The evolution of this developed chevet from the earlier types of apse vaulting already discussed is difficult to trace and in fact it seems most reasonable to imagine that it was a spontaneous transformation which did not require any intermediate steps. It has, for instance, been pointed out that the greatest problem of the apse builder was to place a clerestory of good sized windows above the ambulatory arcade or at least as high as possible in the apse wall and at the same time to keep the pressures and thrusts of his vault at the lowest possible point. Imagine then a builder with this in mind starting to construct a ribbed half dome with windows rising above its impost. Suppose that the radiating ribs were first constructed and the space to be vaulted thus divided into triangular compartments. Now assume that the builder was familiar with the four-part cross-ribbed vault—a reasonable assumption since everything seems to point to an earlier date for such vaults than for the ribbed chevet. Would he not be prompt to see that a series of clerestory windows could be built around the apse precisely like those along the walls of nave or choir and each triangular space thus formed, be covered by one quarter of four-part vault?
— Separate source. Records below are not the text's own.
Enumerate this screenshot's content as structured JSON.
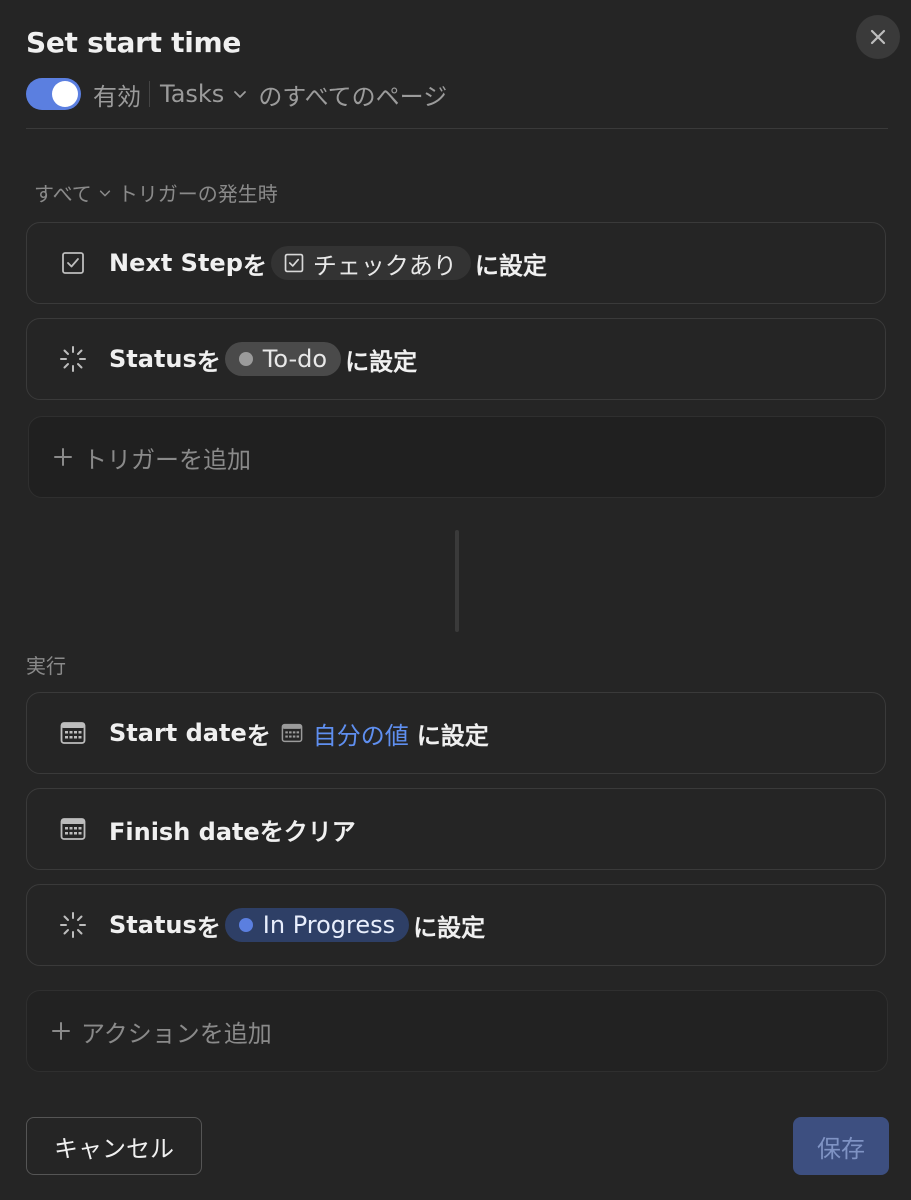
{
  "header": {
    "title": "Set start time",
    "enabled_label": "有効",
    "database_name": "Tasks",
    "scope_suffix": "のすべてのページ",
    "toggle_on": true,
    "close_icon": "close-icon"
  },
  "triggers": {
    "section_mode": "すべて",
    "section_suffix": "トリガーの発生時",
    "items": [
      {
        "icon": "checkbox-icon",
        "property": "Next Step",
        "particle": "を",
        "value_label": "チェックあり",
        "suffix": "に設定"
      },
      {
        "icon": "status-spinner-icon",
        "property": "Status",
        "particle": "を",
        "value_label": "To-do",
        "value_color": "#9b9b9b",
        "suffix": "に設定"
      }
    ],
    "add_label": "トリガーを追加"
  },
  "actions": {
    "section_label": "実行",
    "items": [
      {
        "icon": "calendar-icon",
        "property": "Start date",
        "particle": "を",
        "value_label": "自分の値",
        "suffix": "に設定"
      },
      {
        "icon": "calendar-icon",
        "text": "Finish dateをクリア"
      },
      {
        "icon": "status-spinner-icon",
        "property": "Status",
        "particle": "を",
        "value_label": "In Progress",
        "value_color": "#5b7fe0",
        "suffix": "に設定"
      }
    ],
    "add_label": "アクションを追加"
  },
  "footer": {
    "cancel_label": "キャンセル",
    "save_label": "保存"
  },
  "colors": {
    "background": "#252525",
    "accent": "#5b7fe0",
    "link_blue": "#5f8ff0"
  }
}
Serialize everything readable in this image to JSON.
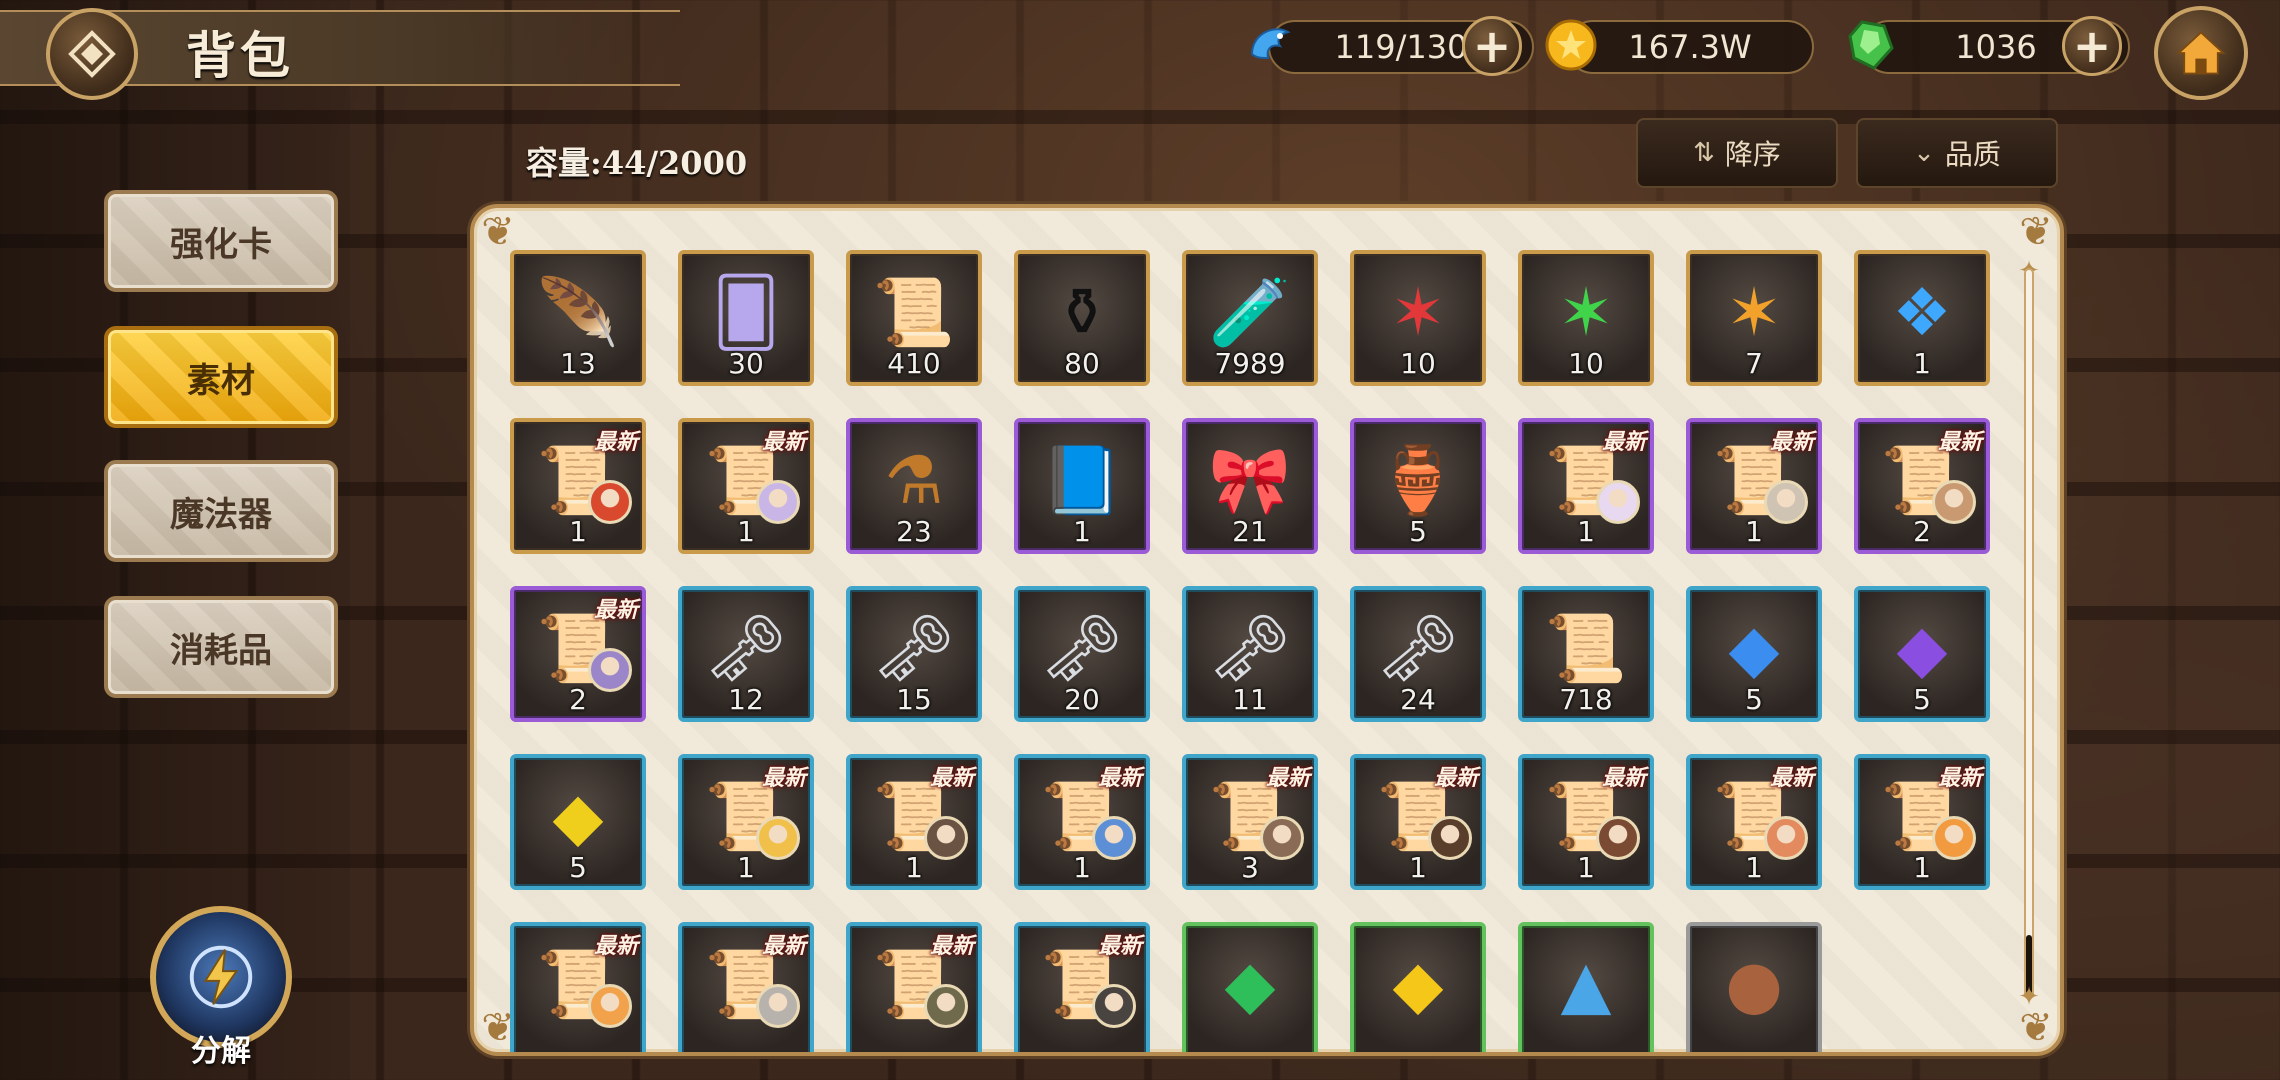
{
  "header": {
    "title": "背包",
    "stamina": "119/130",
    "gold": "167.3W",
    "gems": "1036"
  },
  "capacity": "容量:44/2000",
  "sort": {
    "order_label": "降序",
    "quality_label": "品质"
  },
  "categories": [
    {
      "label": "强化卡",
      "active": false
    },
    {
      "label": "素材",
      "active": true
    },
    {
      "label": "魔法器",
      "active": false
    },
    {
      "label": "消耗品",
      "active": false
    }
  ],
  "decompose_label": "分解",
  "new_badge": "最新",
  "items": [
    {
      "name": "feather",
      "qty": "13",
      "rarity": "gold",
      "new": false
    },
    {
      "name": "cards",
      "qty": "30",
      "rarity": "gold",
      "new": false
    },
    {
      "name": "scroll",
      "qty": "410",
      "rarity": "gold",
      "new": false
    },
    {
      "name": "ink-pot",
      "qty": "80",
      "rarity": "gold",
      "new": false
    },
    {
      "name": "potion-bottle",
      "qty": "7989",
      "rarity": "gold",
      "new": false
    },
    {
      "name": "red-stars",
      "qty": "10",
      "rarity": "gold",
      "new": false
    },
    {
      "name": "green-stars",
      "qty": "10",
      "rarity": "gold",
      "new": false
    },
    {
      "name": "orange-stars",
      "qty": "7",
      "rarity": "gold",
      "new": false
    },
    {
      "name": "blue-crystal",
      "qty": "1",
      "rarity": "gold",
      "new": false
    },
    {
      "name": "character-scroll",
      "qty": "1",
      "rarity": "gold",
      "new": true,
      "portrait": "#d9492e"
    },
    {
      "name": "character-scroll",
      "qty": "1",
      "rarity": "gold",
      "new": true,
      "portrait": "#c9b6e6"
    },
    {
      "name": "ink-bottle",
      "qty": "23",
      "rarity": "purple",
      "new": false
    },
    {
      "name": "book",
      "qty": "1",
      "rarity": "purple",
      "new": false
    },
    {
      "name": "ribbon",
      "qty": "21",
      "rarity": "purple",
      "new": false
    },
    {
      "name": "milk-jar",
      "qty": "5",
      "rarity": "purple",
      "new": false
    },
    {
      "name": "character-scroll",
      "qty": "1",
      "rarity": "purple",
      "new": true,
      "portrait": "#e8d8f0"
    },
    {
      "name": "character-scroll",
      "qty": "1",
      "rarity": "purple",
      "new": true,
      "portrait": "#cfc3b4"
    },
    {
      "name": "character-scroll",
      "qty": "2",
      "rarity": "purple",
      "new": true,
      "portrait": "#c99a72"
    },
    {
      "name": "character-scroll",
      "qty": "2",
      "rarity": "purple",
      "new": true,
      "portrait": "#9a86c9"
    },
    {
      "name": "silver-key",
      "qty": "12",
      "rarity": "blue",
      "new": false
    },
    {
      "name": "silver-key",
      "qty": "15",
      "rarity": "blue",
      "new": false
    },
    {
      "name": "silver-key",
      "qty": "20",
      "rarity": "blue",
      "new": false
    },
    {
      "name": "silver-key",
      "qty": "11",
      "rarity": "blue",
      "new": false
    },
    {
      "name": "silver-key",
      "qty": "24",
      "rarity": "blue",
      "new": false
    },
    {
      "name": "paper-scroll",
      "qty": "718",
      "rarity": "blue",
      "new": false
    },
    {
      "name": "blue-gem",
      "qty": "5",
      "rarity": "blue",
      "new": false
    },
    {
      "name": "purple-gem",
      "qty": "5",
      "rarity": "blue",
      "new": false
    },
    {
      "name": "yellow-gem",
      "qty": "5",
      "rarity": "blue",
      "new": false
    },
    {
      "name": "character-scroll",
      "qty": "1",
      "rarity": "blue",
      "new": true,
      "portrait": "#f0c04a"
    },
    {
      "name": "character-scroll",
      "qty": "1",
      "rarity": "blue",
      "new": true,
      "portrait": "#6b5344"
    },
    {
      "name": "character-scroll",
      "qty": "1",
      "rarity": "blue",
      "new": true,
      "portrait": "#5d8fd6"
    },
    {
      "name": "character-scroll",
      "qty": "3",
      "rarity": "blue",
      "new": true,
      "portrait": "#8a6b56"
    },
    {
      "name": "character-scroll",
      "qty": "1",
      "rarity": "blue",
      "new": true,
      "portrait": "#5a3e2c"
    },
    {
      "name": "character-scroll",
      "qty": "1",
      "rarity": "blue",
      "new": true,
      "portrait": "#7a4a32"
    },
    {
      "name": "character-scroll",
      "qty": "1",
      "rarity": "blue",
      "new": true,
      "portrait": "#e38a5e"
    },
    {
      "name": "character-scroll",
      "qty": "1",
      "rarity": "blue",
      "new": true,
      "portrait": "#f29a3f"
    },
    {
      "name": "character-scroll",
      "qty": "",
      "rarity": "blue",
      "new": true,
      "portrait": "#f2a24a"
    },
    {
      "name": "character-scroll",
      "qty": "",
      "rarity": "blue",
      "new": true,
      "portrait": "#b8b2ad"
    },
    {
      "name": "character-scroll",
      "qty": "",
      "rarity": "blue",
      "new": true,
      "portrait": "#6f6a4c"
    },
    {
      "name": "character-scroll",
      "qty": "",
      "rarity": "blue",
      "new": true,
      "portrait": "#4a4440"
    },
    {
      "name": "green-crystal",
      "qty": "",
      "rarity": "green",
      "new": false
    },
    {
      "name": "yellow-crystal",
      "qty": "",
      "rarity": "green",
      "new": false
    },
    {
      "name": "blue-crystal-pile",
      "qty": "",
      "rarity": "green",
      "new": false
    },
    {
      "name": "fist-coin",
      "qty": "",
      "rarity": "grey",
      "new": false
    }
  ]
}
Is not this especially reasonable in view of the fact that there existed groined vaults of just this type,[355] exactly as there existed groined prototypes out of which sprang the simple four-part cross-ribbed vault? Furthermore, if the peculiar four-part apse vaults described as sometimes employed in transitional churches are any or all of them earlier than the earliest of the true chevets, would it not seem as if the builders were bent upon using quadripartite vaulting of some form, even over the apse, in order to obtain a clerestory? Whatever the true process of evolution may have been, it is at least possible that the above explanations are correct and that the chevet vault developed directly from the difficulty of placing windows beneath the ribbed half dome. If such was the case another type of vault would seem to have owed its origin in large part to the lighting problem.